A World Worth Protecting Chapter 163 – Crossed Dharmic Artifacts Bahasa Indonesia – Indowebnovel

A World Worth Protecting Chapter 163 – Crossed Dharmic Artifacts Bahasa Indonesia

Reader Settings

Size :
A-16A+
Daftar Isi

Bab 163: Artefak Dharma yang Rusak

Penerjemah: Atlas Studios Editor: Atlas Studios

Mimpi itu indah, tetapi kenyataan itu kejam.

Pada percobaan pertama Wang Baole, ia mengeluarkan perisai kecil dan memasukkannya ke dalam tungku peleburan. Setelah melakukan beberapa pengukuran, ia memasukkan partikel Pasir Persenjataan. Namun, begitu terintegrasi, perisai kecil itu bergetar hebat dan segera kehilangan semua kekuatan spiritualnya.

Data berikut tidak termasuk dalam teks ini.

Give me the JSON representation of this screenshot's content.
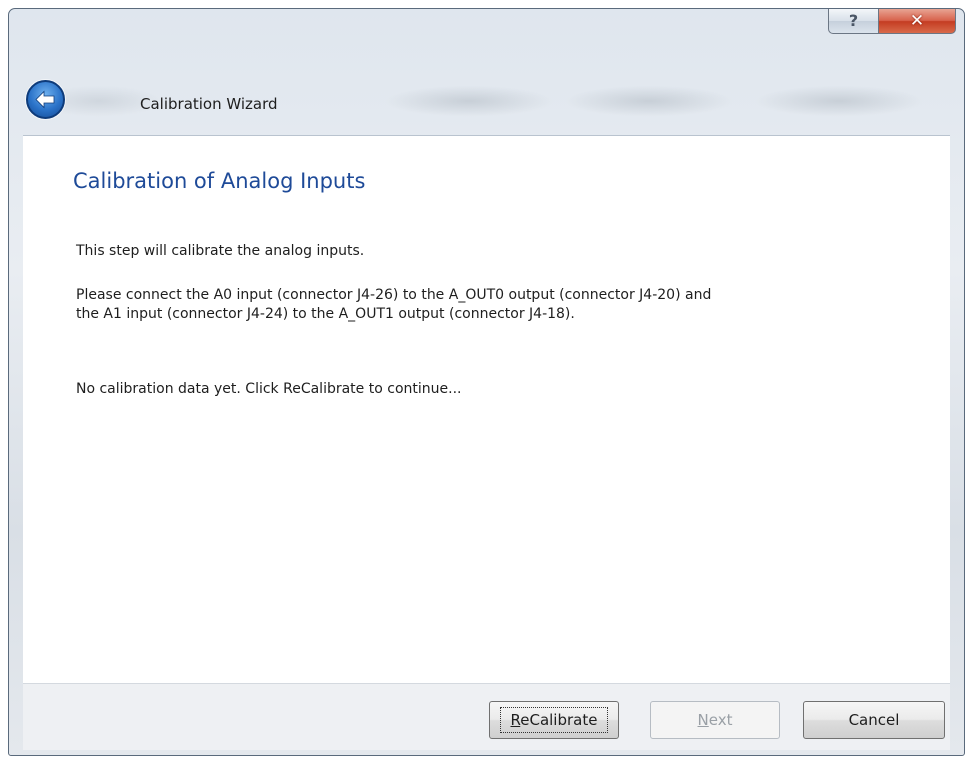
{
  "window": {
    "title": "Calibration Wizard",
    "help_label": "?",
    "close_label": "✕"
  },
  "page": {
    "heading": "Calibration of Analog Inputs",
    "intro": "This step will calibrate the analog inputs.",
    "instructions": [
      "Please connect the A0 input (connector J4-26) to the A_OUT0 output (connector J4-20) and",
      "the A1 input (connector J4-24) to the A_OUT1 output (connector J4-18)."
    ],
    "status": "No calibration data yet. Click ReCalibrate to continue..."
  },
  "buttons": {
    "recalibrate": {
      "accel": "R",
      "rest": "eCalibrate"
    },
    "next": {
      "accel": "N",
      "rest": "ext",
      "enabled": false
    },
    "cancel": "Cancel"
  },
  "colors": {
    "heading": "#1e4a98",
    "close_button": "#c43c22",
    "back_button": "#2a72c8"
  },
  "icons": {
    "back": "back-arrow-icon",
    "help": "help-icon",
    "close": "close-icon"
  }
}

Wang Baole mengerutkan kening sambil mengeluarkannya untuk memeriksanya. Ia menyadari bahwa semua prasasti pada Inti Roh telah hancur. Artefak Dharma perlu diisi dengan prasasti baru lagi, dan material di bagian luarnya juga perlu dihilangkan. Secara keseluruhan, artefak itu dianggap setengah rusak.

Wang Baole menghela napas dan mengambil Artefak Dharma kedua untuk mencoba lagi. Kemajuannya awalnya berjalan dengan baik, tetapi setelah setengah jam, ledakan keras menyertai penghancuran total Artefak Dharma kedua. Wang Baole terkejut, dan setelah mengeluarkan Artefak Dharma kedua untuk diperiksa, ia menemukan bahwa bukan hanya Inti Rohnya yang hancur total, tetapi prasastinya juga semuanya terdistorsi.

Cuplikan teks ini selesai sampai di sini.